Western-trained musicians need to set aside our presuppositions about music. We are the heirs of over a thousand years of refinement – and in some areas simplification and standardisation – of the forms and structures underlying Western music. Since one feature of ancient Greek music was the use of quarter-tone intervals, a better parallel may be with the music of the Middle East. The principal instruments used to accompany the voice, the lyre and the reed-pipes (auloi), are known from descriptions, paintings and archaeological remains; but the musical texts indicate that the Greeks of classical times used very different kinds of rhythm and melodization from those with which we are familiar. To understand what the music meant to ancient listeners requires a broad ethnomusicological approach and a sympathetic ear for non-Western musical traditions.
The ancient Greek language was intrinsically musical. It was tonally inflected, with the syllables of words rising and falling in pitch. A large proportion of the surviving melodies conforms in profile to these word pitches; but in the earliest substantial musical document that survives, comprising a few lines of sung music from Euripides’ Orestes (thought to represent music that Euripides himself composed), the melody deviates from word-pitch. Euripides was a notoriously avant-garde composer, and this may indicate one way in which his music was heard as wildly modern in his time.
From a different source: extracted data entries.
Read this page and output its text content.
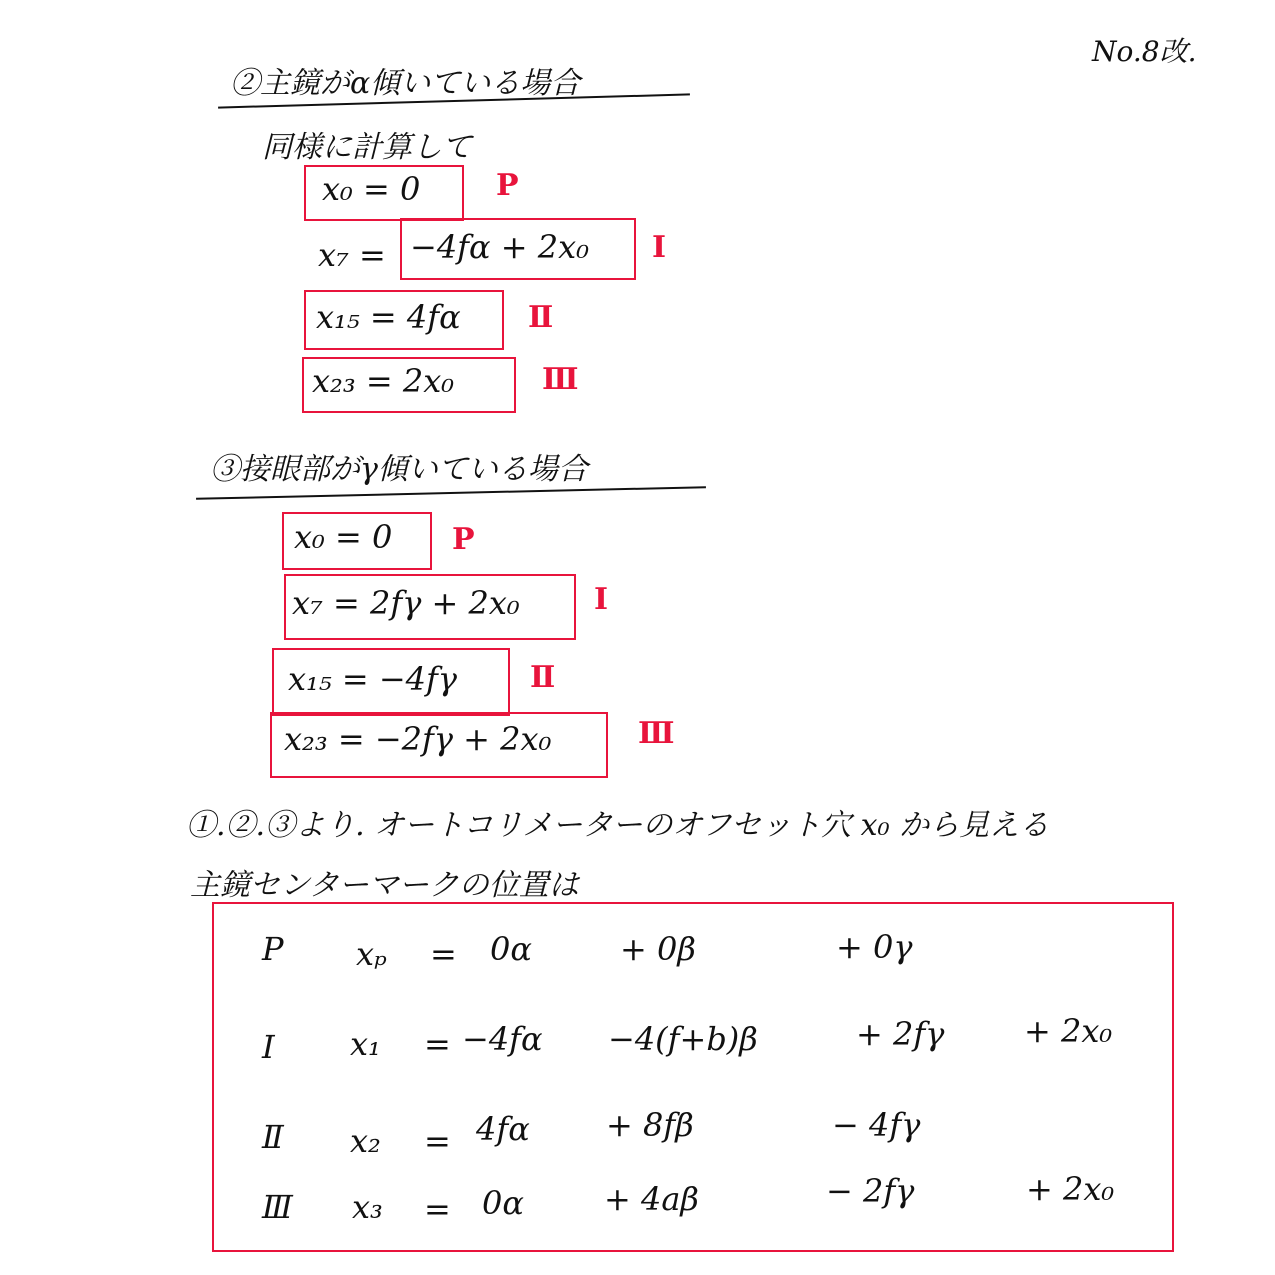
No.8改.
②主鏡がα傾いている場合
同様に計算して
x₀ = 0	P
x₇ = −4fα + 2x₀ Ⅰ
x₁₅ = 4fα Ⅱ
x₂₃ = 2x₀	Ⅲ
③接眼部がγ傾いている場合
x₀ = 0 P
x₇ = 2fγ + 2x₀ Ⅰ
x₁₅ = −4fγ Ⅱ
x₂₃ = −2fγ + 2x₀	Ⅲ
①.②.③より. オートコリメーターのオフセット穴 x₀ から見える
主鏡センターマークの位置は
P xₚ = 0α	+ 0β	+ 0γ
Ⅰ x₁ = −4fα −4(f+b)β	+ 2fγ + 2x₀
Ⅱ x₂ = 4fα + 8fβ	− 4fγ
Ⅲ x₃ = 0α	+ 4aβ	− 2fγ	+ 2x₀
The fragment seems instead to indicate a kind of ‘programme music’: the words ‘I lament’ and ‘I beseech’ are set to a falling, mournful-sounding cadence, and when the singer exclaims ‘my heart leaps in frenzy’, the melody appears to leap by a musical fifth. The huge appeal of Euripides’ new music is indicated by a moving story in Plutarch about the Athenians imprisoned in Syracusan quarries in 413 BC after their disastrous campaign to conquer Sicily. Those who could sing Euripides’ latest songs to their captors were able to earn food and drink and even to save their lives. The reconstruction of ancient music may not solve the puzzle of the Sirens’ Song; but if it helps us learn something of the original sound and appearance of a tragic chorus, it will justify the British Academy’s and Jesus College’s support of my return to the kind of inquiry that over thirty years ago Isaiah Berlin hoped I would undertake at All Souls.
Dr. Armand D’Angour, Jesus College, Oxford. Reprinted courtesy of the author.